All this logic could be simplified by a lot by using a variable to count the ones (including carry). Something like (not tested):

int sum = 0;

if (j >= 0 && b[j] == '1')
    sum++;

if (a[i] == '1')
    sum++;

if (addLeft)
    sum++;

sb.Append(sum % 2);

addLeft = sum / 2 == 1;

---

char[] cx = new char[sb.Length];
sb.CopyTo(0, cx, 0, sb.Length);
Array.Reverse(cx);

return new string(cx);

Instead of this, you could start with List<char> instead of StringBuilder, Reverse() that and then create a string out of it (possibly using string.Join(null, digits), assuming you name the list digits).

Answer 3

I would say that the logic in your code is a little convoluted, and the reason for that is that you are dealing with data a two different levels of abstraction. In one place, you are trying to both manipulate character arrays and perform a bit addition operation. I think it would make it much clearer if you separated these components apart.
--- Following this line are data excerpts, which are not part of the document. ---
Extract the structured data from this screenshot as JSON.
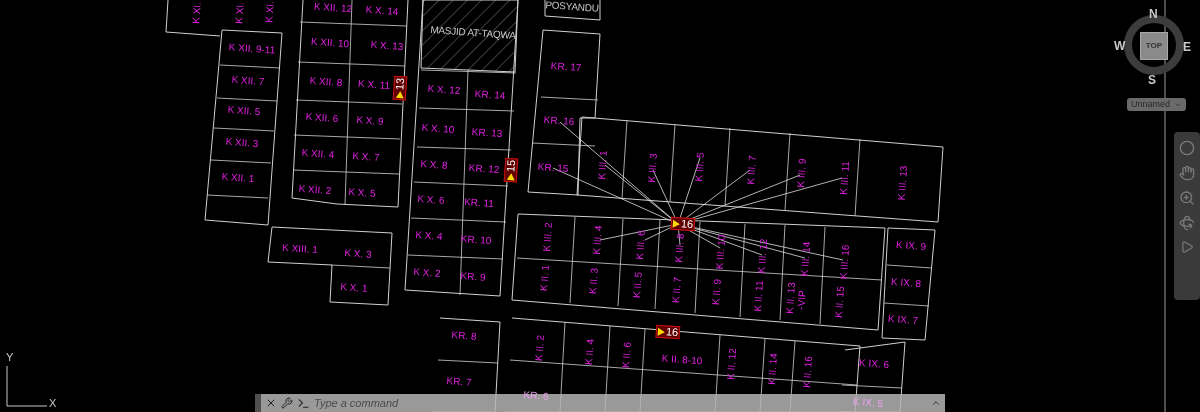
{
  "plots": [
    {
      "label": "K XI."
    },
    {
      "label": "K XI."
    },
    {
      "label": "K XI."
    },
    {
      "label": "K XII. 12"
    },
    {
      "label": "K X. 14"
    },
    {
      "label": "K XII. 10"
    },
    {
      "label": "K X. 13"
    },
    {
      "label": "K XII. 9-11"
    },
    {
      "label": "K XII. 7"
    },
    {
      "label": "K XII. 8"
    },
    {
      "label": "K X. 11"
    },
    {
      "label": "K XII. 5"
    },
    {
      "label": "K XII. 6"
    },
    {
      "label": "K X. 9"
    },
    {
      "label": "K XII. 3"
    },
    {
      "label": "K XII. 4"
    },
    {
      "label": "K X. 7"
    },
    {
      "label": "K XII. 1"
    },
    {
      "label": "K XII. 2"
    },
    {
      "label": "K X. 5"
    },
    {
      "label": "K XIII. 1"
    },
    {
      "label": "K X. 3"
    },
    {
      "label": "K X. 1"
    },
    {
      "label": "K X. 12"
    },
    {
      "label": "KR. 14"
    },
    {
      "label": "K X. 10"
    },
    {
      "label": "KR. 13"
    },
    {
      "label": "K X. 8"
    },
    {
      "label": "KR. 12"
    },
    {
      "label": "K X. 6"
    },
    {
      "label": "KR. 11"
    },
    {
      "label": "K X. 4"
    },
    {
      "label": "KR. 10"
    },
    {
      "label": "K X. 2"
    },
    {
      "label": "KR. 9"
    },
    {
      "label": "KR. 17"
    },
    {
      "label": "KR. 16"
    },
    {
      "label": "KR. 15"
    },
    {
      "label": "KR. 8"
    },
    {
      "label": "KR. 7"
    },
    {
      "label": "K III. 1"
    },
    {
      "label": "K III. 3"
    },
    {
      "label": "K III. 5"
    },
    {
      "label": "K III. 7"
    },
    {
      "label": "K III. 9"
    },
    {
      "label": "K III. 11"
    },
    {
      "label": "K III. 13"
    },
    {
      "label": "K III. 2"
    },
    {
      "label": "K III. 4"
    },
    {
      "label": "K III. 6"
    },
    {
      "label": "K III. 8"
    },
    {
      "label": "K III. 10"
    },
    {
      "label": "K III. 12"
    },
    {
      "label": "K III. 14"
    },
    {
      "label": "K III. 16"
    },
    {
      "label": "K II. 1"
    },
    {
      "label": "K II. 3"
    },
    {
      "label": "K II. 5"
    },
    {
      "label": "K II. 7"
    },
    {
      "label": "K II. 9"
    },
    {
      "label": "K II. 11"
    },
    {
      "label": "K II. 13"
    },
    {
      "label": "-VIP"
    },
    {
      "label": "K II. 15"
    },
    {
      "label": "K IX. 9"
    },
    {
      "label": "K IX. 8"
    },
    {
      "label": "K IX. 7"
    },
    {
      "label": "K IX. 6"
    },
    {
      "label": "K II. 2"
    },
    {
      "label": "K II. 4"
    },
    {
      "label": "K II. 6"
    },
    {
      "label": "K II. 8-10"
    },
    {
      "label": "K II. 12"
    },
    {
      "label": "K II. 14"
    },
    {
      "label": "K II. 16"
    },
    {
      "label": "KR. 6"
    },
    {
      "label": "K IX. 5"
    }
  ],
  "buildings": [
    {
      "label": "MASJID AT-TAQWA"
    },
    {
      "label": "POSYANDU"
    }
  ],
  "markers": [
    {
      "label": "13"
    },
    {
      "label": "15"
    },
    {
      "label": "16"
    },
    {
      "label": "16"
    }
  ],
  "viewcube": {
    "north": "N",
    "west": "W",
    "east": "E",
    "south": "S",
    "face": "TOP"
  },
  "view_menu": {
    "label": "Unnamed"
  },
  "axes": {
    "y": "Y",
    "x": "X"
  },
  "command_line": {
    "placeholder": "Type a command"
  }
}
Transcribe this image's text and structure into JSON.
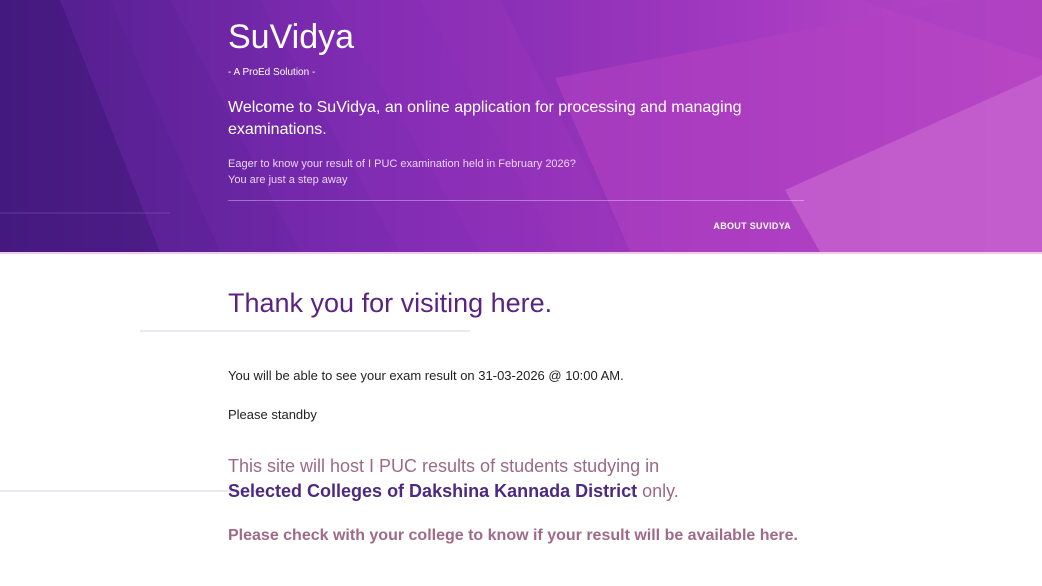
{
  "header": {
    "title": "SuVidya",
    "tagline": "- A ProEd Solution -",
    "welcome": "Welcome to SuVidya, an online application for processing and managing examinations.",
    "eager_line1": "Eager to know your result of I PUC examination held in February 2026?",
    "eager_line2": "You are just a step away",
    "about_link": "ABOUT SUVIDYA"
  },
  "main": {
    "heading": "Thank you for visiting here.",
    "result_date": "You will be able to see your exam result on 31-03-2026 @ 10:00 AM.",
    "standby": "Please standby",
    "host_prefix": "This site will host I PUC results of students studying in",
    "host_colleges": "Selected Colleges of Dakshina Kannada District",
    "host_suffix": " only.",
    "check_note": "Please check with your college to know if your result will be available here."
  },
  "colors": {
    "header_primary": "#8a2bb6",
    "header_dark": "#4c1f88",
    "header_light": "#c150c8",
    "heading": "#5b2381",
    "highlight": "#4d2a80",
    "muted_mauve": "#9b6a88"
  }
}
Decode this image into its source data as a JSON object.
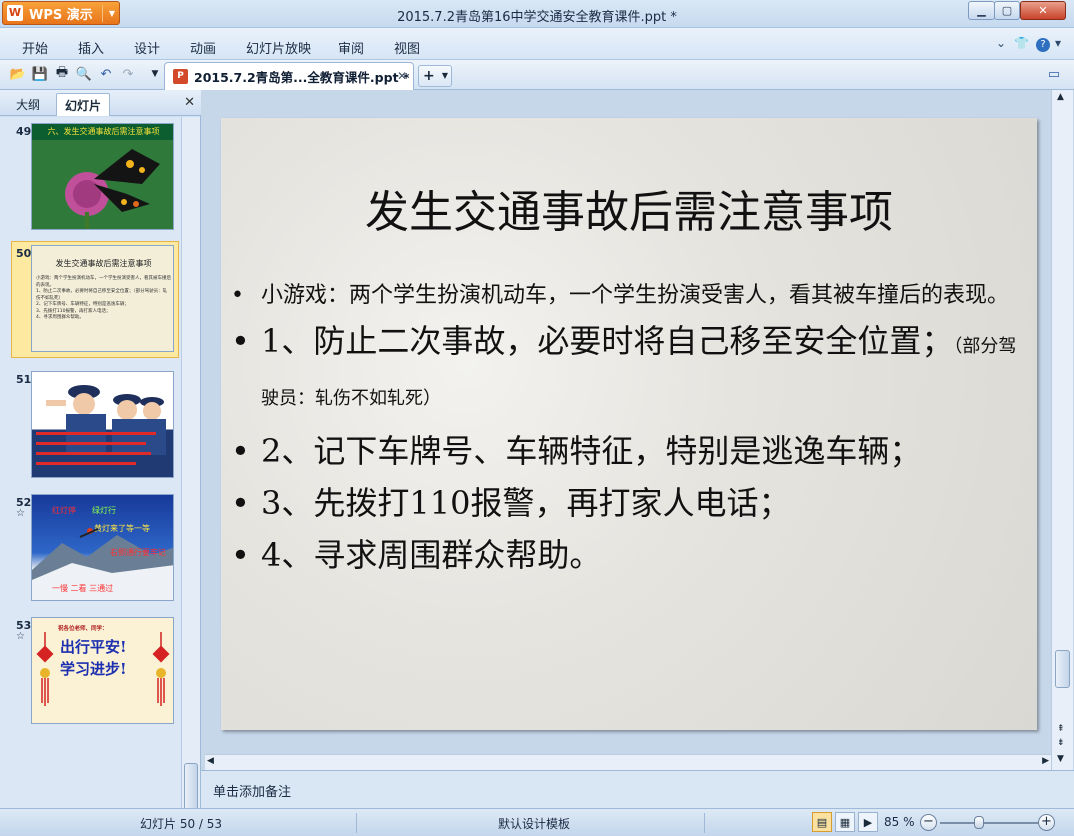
{
  "window": {
    "app_button_label": "WPS 演示",
    "title": "2015.7.2青岛第16中学交通安全教育课件.ppt *"
  },
  "menu": [
    "开始",
    "插入",
    "设计",
    "动画",
    "幻灯片放映",
    "审阅",
    "视图"
  ],
  "document_tab": {
    "label": "2015.7.2青岛第...全教育课件.ppt *"
  },
  "left_pane": {
    "tabs": [
      "大纲",
      "幻灯片"
    ],
    "active_tab": "幻灯片",
    "thumbnails": [
      {
        "number": "49",
        "title": "六、发生交通事故后需注意事项",
        "has_anim_icon": false
      },
      {
        "number": "50",
        "title": "发生交通事故后需注意事项",
        "selected": true,
        "has_anim_icon": false,
        "lines": [
          "小游戏：两个学生扮演机动车，一个学生扮演受害人，看其被车撞后的表现。",
          "1、防止二次事故，必要时将自己移至安全位置；（部分驾驶员：轧伤不如轧死）",
          "2、记下车牌号、车辆特征，特别是逃逸车辆；",
          "3、先拨打110报警，再打家人电话；",
          "4、寻求周围群众帮助。"
        ]
      },
      {
        "number": "51",
        "title": "",
        "has_anim_icon": false
      },
      {
        "number": "52",
        "title": "",
        "has_anim_icon": true,
        "texts": [
          "红灯停",
          "绿灯行",
          "黄灯来了等一等",
          "右侧通行要牢记",
          "一慢 二看 三通过"
        ]
      },
      {
        "number": "53",
        "title": "",
        "has_anim_icon": true,
        "texts": [
          "祝各位老师、同学：",
          "出行平安!",
          "学习进步!"
        ]
      }
    ]
  },
  "slide": {
    "title": "发生交通事故后需注意事项",
    "bullets": [
      {
        "text": "小游戏：两个学生扮演机动车，一个学生扮演受害人，看其被车撞后的表现。",
        "size": "small"
      },
      {
        "text": "1、防止二次事故，必要时将自己移至安全位置；",
        "note": "（部分驾驶员：轧伤不如轧死）",
        "size": "big"
      },
      {
        "text": "2、记下车牌号、车辆特征，特别是逃逸车辆；",
        "size": "big"
      },
      {
        "text": "3、先拨打110报警，再打家人电话；",
        "size": "big"
      },
      {
        "text": "4、寻求周围群众帮助。",
        "size": "big"
      }
    ]
  },
  "notes_placeholder": "单击添加备注",
  "status": {
    "slide_indicator": "幻灯片 50 / 53",
    "template": "默认设计模板",
    "zoom": "85 %"
  }
}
public static string BinAdd(string a, string b) {
    if (a.Length < b.Length) {
        return BinAdd(b, a);
    }

    char[] result = new char[a.Length + 1];
    bool carry = false;

    for (int i = a.Length - 1, j = b.Length - 1; i >= 0; i--, j--) {
        result[i + 1] = AddBits(a[i], (j >= 0 ? b[j] : '0'), ref carry);
    }

    if(carry) {
        result[0] = '1';
    }

    return new string(result);
}

private static char AddBits(char a, char b, ref bool carry) {
    if(a != b) {
        return carry ? '0' : '1';
    }

    bool originalCarry = carry;
    carry = a == '1';
    return originalCarry ? '1' : '0';
}

In the above version, I've replaced the StringBuilder with a char array to get away from the data structure juggling (as first seen in mjolka's answer). I avoid needing to define a third variable in the loop since we know that a[i] corresponds to result[i + 1]. I've extracted all the bit adding and carrying into a separate method. Since you are writing in C#, I am able to use a ref parameter for sending in and getting out carry. Were I using a language without this feature, I would have split it into two methods, one to perform the addition, and one to determine if a carry resulted. If their lengths are not equal, we pass in a '0' char. The AddBits method performs some very simple logic to determine the sum and carry, and returns both (the sum directly and the carry through the ref parameter).

Because I've extracted out the AddBits method, I would now be equally capable of writing a method that accepts boolean arrays, strings, char arrays, int arrays, enums, etc., since the outer method handles organizing the data, and only needs to provide proper inputs into the new method. We've improved re-usability while reducing the responsibilities of the code units.